Riccione. Annegato in piscina: autopsia per svelare il mistero

Riccione

Diongue Madlaye si è buttato nella piscina del Grand hotel di Riccione per aiutare la cugina in difficoltà - come lei stessa ha raccontato alla fidanzata del 21enne senegalese - senza sapere di essere affetto da Covid. Se è stato il virus a causargli quelle difficoltà respiratorie che sempre la ragazza salvata sostiene d’aver notato quando, raggiunto il bordo vasca grazie all’aiuto del ragazzo, lo ha visto respirare affannosamente, dovrebbe emergere nell’autopsia che sarà eseguita martedì mattina. Esame autoptico che si terrà all’ospedale Bellaria di Bologna, centro attrezzato per eseguire gli accertamenti sui corpi di pazienti colpiti da coronavirus. All’esame sarà presente anche il professor Sabino Pelosi, docente dell’istituto di Medicina legale di Modena nominato dall’avvocato Alessandro Petrillo consulente di parte della famosa struttura alberghiera.
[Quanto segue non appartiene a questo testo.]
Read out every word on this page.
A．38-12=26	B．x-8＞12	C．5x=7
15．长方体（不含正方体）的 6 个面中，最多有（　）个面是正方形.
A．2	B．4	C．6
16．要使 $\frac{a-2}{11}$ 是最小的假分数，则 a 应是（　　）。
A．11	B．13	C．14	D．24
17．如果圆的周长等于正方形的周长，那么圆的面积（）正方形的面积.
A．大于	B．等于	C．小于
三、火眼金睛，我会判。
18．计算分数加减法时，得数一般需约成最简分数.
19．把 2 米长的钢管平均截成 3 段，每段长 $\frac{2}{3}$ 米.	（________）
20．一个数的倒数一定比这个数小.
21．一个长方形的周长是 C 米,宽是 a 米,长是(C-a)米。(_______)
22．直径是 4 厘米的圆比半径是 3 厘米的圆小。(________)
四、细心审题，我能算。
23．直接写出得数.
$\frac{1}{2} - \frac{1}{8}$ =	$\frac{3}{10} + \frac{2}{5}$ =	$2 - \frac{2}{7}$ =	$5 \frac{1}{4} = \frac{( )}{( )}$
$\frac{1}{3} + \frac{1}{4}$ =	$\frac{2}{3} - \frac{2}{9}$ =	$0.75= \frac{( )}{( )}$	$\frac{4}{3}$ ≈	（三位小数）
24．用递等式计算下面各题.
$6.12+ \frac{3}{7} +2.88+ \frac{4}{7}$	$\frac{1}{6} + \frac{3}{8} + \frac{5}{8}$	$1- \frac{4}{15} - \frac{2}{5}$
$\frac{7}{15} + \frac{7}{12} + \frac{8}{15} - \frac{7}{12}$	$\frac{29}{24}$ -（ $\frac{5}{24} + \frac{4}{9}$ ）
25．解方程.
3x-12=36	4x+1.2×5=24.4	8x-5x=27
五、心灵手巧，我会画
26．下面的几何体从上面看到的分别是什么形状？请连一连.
Sarà invece l’avvocato Massimiliano Orrù, a seguire la famiglia del ragazzo. «Il papà è venuto da me perché vuole fare chiarezza su quanto accaduto a suo figlio, senza dover apprendere le notizie da fonti non ufficiali». Intanto ieri pomeriggio su delega del pubblico ministero Paolo Gengarelli i Nas dei carabinieri di Bologna si sono presentati negli uffici della direzione del Grand hotel per acquisire tutta la documentazione riconducibile alla gestione della piscina che da tempo sarebbe stata affidata ad una società esterna.

Due vite spezzate

«Volevamo sposarci, per me lui era tutto», inizia così il suo racconto la fidanzata di Diongue da due anni e studentessa liceale. Diventerà maggiorenne ad agosto ma ha già cancellato i festeggiamenti in programma. A inasprire il doloreil fatto di essere partita due giorni prima della tragedia alla volta della Sardegna, dove abita la nonna. «Lei adorava Diongue e perderlo è stato un colpo durissimo per entrambe. Quando il telefonino è impazzito, mi trovavo in mare e non riuscivo a credere alla sua morte: è stato il mio primo amore ed io il suo». Commossa lo ricorda come un grande lavoratore che prima di conoscerla «pensava solo alla felicità degli altri e mai alla sua». Un ragazzo premuroso «a cui ogni tanto partiva la “S” romagnola» e che la scortava in motorino fino a casa, aspettando che fosse dentro al portone prima di ripartire. Le spezza il cuore rivedere i video in cui pochi minuti prima di morire, il fidanzato gioca con la cugina in piscina. «Non capisco perché abbiano permesso l’ingresso a mezz’ora dalla pausa del bagnino, né perché nonostante l’acqua limpida, nessuno si sia accorto che era sprofondato sul fondo, in posizione innaturale col ventre verso l’alto e le braccia aperte». Certo è che dedicherà ogni energia per raccogliere fondi «e riportare la salma nella terra natìa, il Senegal, dove progettavamo di vivere» e nel suo nome lotterà per realizzare il sogno che coltiva da sempre: «divenire medico e salvare altre vite».